Dans le même temps, malgré les efforts réalisés par les administrations pour tenir compte de la satisfaction des usagers, l’appareil administratif de notre pays s’est complexifié dans son organisation (décentralisation, ouverture à la concurrence…), y compris territoriale (métropolisation, périurbanisation), et dans son fonctionnement (numérisation). Ces transformations, bénéfiques pour une majorité d’usagers, ont aussi eu des conséquences négatives pour une partie de la population, notamment les personnes fragiles ou en difficulté. Par ailleurs, en ayant choisi de privilégier sa fonction de stratège, l’État a renvoyé l’exécution des politiques publiques aux acteurs locaux, se privant ainsi largement des retours du terrain et rencontrant des difficultés dans l’exercice de sa fonction de concepteur de politiques publiques. Enfin, en dépit d’efforts indéniables pour essayer de maîtriser l’inflation normative, le volume des normes n’a cessé de croître, contribuant à faire peser la complexité de l’action administrative sur l’usager et sur les acteurs de terrain en charge du dernier kilomètre.

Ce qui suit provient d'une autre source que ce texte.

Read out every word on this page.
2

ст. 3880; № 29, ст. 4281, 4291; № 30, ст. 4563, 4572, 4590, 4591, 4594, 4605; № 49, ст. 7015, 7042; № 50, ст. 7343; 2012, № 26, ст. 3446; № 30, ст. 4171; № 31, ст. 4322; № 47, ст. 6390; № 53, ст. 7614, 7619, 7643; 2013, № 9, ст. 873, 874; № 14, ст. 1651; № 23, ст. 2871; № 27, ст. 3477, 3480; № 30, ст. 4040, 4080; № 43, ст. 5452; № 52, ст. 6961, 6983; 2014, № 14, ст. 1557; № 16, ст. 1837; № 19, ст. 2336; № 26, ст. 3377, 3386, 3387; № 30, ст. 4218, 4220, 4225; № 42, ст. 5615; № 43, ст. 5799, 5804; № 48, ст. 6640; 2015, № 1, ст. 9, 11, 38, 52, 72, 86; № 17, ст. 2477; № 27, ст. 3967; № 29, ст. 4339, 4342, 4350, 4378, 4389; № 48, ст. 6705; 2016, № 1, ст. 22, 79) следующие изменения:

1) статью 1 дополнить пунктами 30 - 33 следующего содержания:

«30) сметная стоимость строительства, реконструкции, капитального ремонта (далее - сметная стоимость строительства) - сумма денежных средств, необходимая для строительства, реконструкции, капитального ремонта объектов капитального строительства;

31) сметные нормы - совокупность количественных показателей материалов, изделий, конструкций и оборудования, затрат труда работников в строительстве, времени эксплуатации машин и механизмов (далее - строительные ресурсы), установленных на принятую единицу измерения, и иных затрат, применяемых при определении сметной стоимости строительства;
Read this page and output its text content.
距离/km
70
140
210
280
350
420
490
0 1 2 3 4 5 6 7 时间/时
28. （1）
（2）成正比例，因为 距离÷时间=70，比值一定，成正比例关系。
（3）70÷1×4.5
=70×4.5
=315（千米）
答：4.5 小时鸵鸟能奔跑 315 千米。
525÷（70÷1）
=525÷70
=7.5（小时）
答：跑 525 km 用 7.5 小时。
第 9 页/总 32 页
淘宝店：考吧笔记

De ce fossé est née une crise de confiance dans l’action publique, en dépit de l’engagement fort des acteurs publics sur le terrain, qui s’essoufflent. L’étude souligne que, à bien des égards, les institutions publiques qui ont vocation à apporter aux usagers les services publics qu’ils attendent et auxquels ils sont attachés sont elles-mêmes en crise (hôpital, école, justice…). Le Conseil d’État relève toutefois que les acteurs des politiques publiques ont pris conscience de cette crise au cours des dernières années et ont développé de nouvelles initiatives pour tenter d’y remédier.

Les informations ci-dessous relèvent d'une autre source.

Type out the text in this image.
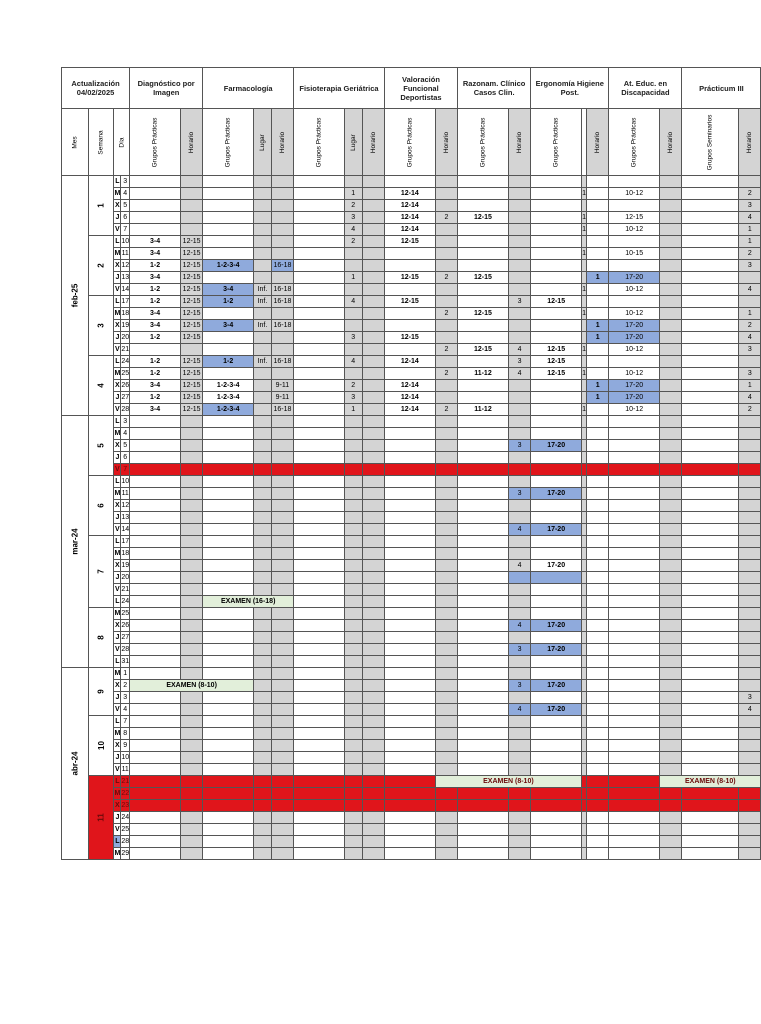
Actualización
04/02/2025				Diagnóstico por Imagen		Farmacología			Fisioterapia Geriátrica			Valoración Funcional Deportistas		Razonam. Clínico Casos Clin.		Ergonomía Higiene Post.			At. Educ. en Discapacidad		Prácticum III	
Mes	Semana	Día		Grupos Prácticas	Horario	Grupos Prácticas	Lugar	Horario	Grupos Prácticas	Lugar	Horario	Grupos Prácticas	Horario	Grupos Prácticas	Horario	Grupos Prácticas		Horario	Grupos Prácticas	Horario	Grupos Seminarios	Horario
feb-25	1	L	3																			
		M	4							1		12-14					1		10-12			2
		X	5							2		12-14										3
		J	6							3		12-14	2	12-15			1		12-15			4
		V	7							4		12-14					1		10-12			1
	2	L	10	3-4	12-15					2		12-15										1
		M	11	3-4	12-15												1		10-15			2
		X	12	1-2	12-15	1-2-3-4		16-18														3
		J	13	3-4	12-15					1		12-15	2	12-15				1	17-20			
		V	14	1-2	12-15	3-4	Inf.	16-18									1		10-12			4
	3	L	17	1-2	12-15	1-2	Inf.	16-18		4		12-15			3	12-15						
		M	18	3-4	12-15								2	12-15			1		10-12			1
		X	19	3-4	12-15	3-4	Inf.	16-18										1	17-20			2
		J	20	1-2	12-15					3		12-15						1	17-20			4
		V	21										2	12-15	4	12-15	1		10-12			3
	4	L	24	1-2	12-15	1-2	Inf.	16-18		4		12-14			3	12-15						
		M	25	1-2	12-15								2	11-12	4	12-15	1		10-12			3
		X	26	3-4	12-15	1-2-3-4		9-11		2		12-14						1	17-20			1
		J	27	1-2	12-15	1-2-3-4		9-11		3		12-14						1	17-20			4
		V	28	3-4	12-15	1-2-3-4		16-18		1		12-14	2	11-12			1		10-12			2
mar-24	5	L	3																			
		M	4																			
		X	5												3	17-20						
		J	6																			
		V	7																			
	6	L	10																			
		M	11												3	17-20						
		X	12																			
		J	13																			
		V	14												4	17-20						
	7	L	17																			
		M	18																			
		X	19												4	17-20						
		J	20																			
		V	21																			
		L	24			EXAMEN (16-18)																
	8	M	25																			
		X	26												4	17-20						
		J	27																			
		V	28												3	17-20						
		L	31																			
abr-24	9	M	1																			
		X	2	EXAMEN (8-10)											3	17-20						
		J	3																			3
		V	4												4	17-20						4
	10	L	7																			
		M	8																			
		X	9																			
		J	10																			
		V	11																			
	11	L	21										EXAMEN (8-10)							EXAMEN (8-10)		
		M	22																			
		X	23																			
		J	24																			
		V	25																			
		L	28																			
		M	29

12 propositions pour mettre effectivement les usagers au cœur de l’action publique
Pour répondre à ce constat et tenter de combler ce fossé, le Conseil d’État formule 12 propositions réalistes, concrètes et ambitieuses dans leur logique d’ensemble, dans la mesure où elles dessinent une nouvelle méthode pour l’action publique. Elles renouent pleinement avec la culture du service (utilité, continuité, accessibilité, adaptabilité) et donnent aux acteurs de terrain la latitude dont ils ont besoin pour réussir le dernier kilomètre.
C’est ainsi qu’il est apparu important de venir rendre compte aux acteurs de terrain des résultats de cette étude. Sur invitation du Doyen de la Faculté de Droit et Science Politique de Montpellier et du Président du tribunal administratif de Montpellier, Madame Martine DE BOISDEFFRE, Présidente de la Section du rapport et des études du Conseil d’Etat, Monsieur Fabien RAYNAUD, Président adjoint et Madame Mélanie VILLIERS, Rapporteure générale adjointe du Conseil d’Etat, sont venus à la faculté de droit et science politique vendredi 9 février 2024 pour restituer les travaux du rapport annuel sur Le dernier kilomètre de l’action publique et formuler les 12 propositions pour tenter de remédier aux carences constatées.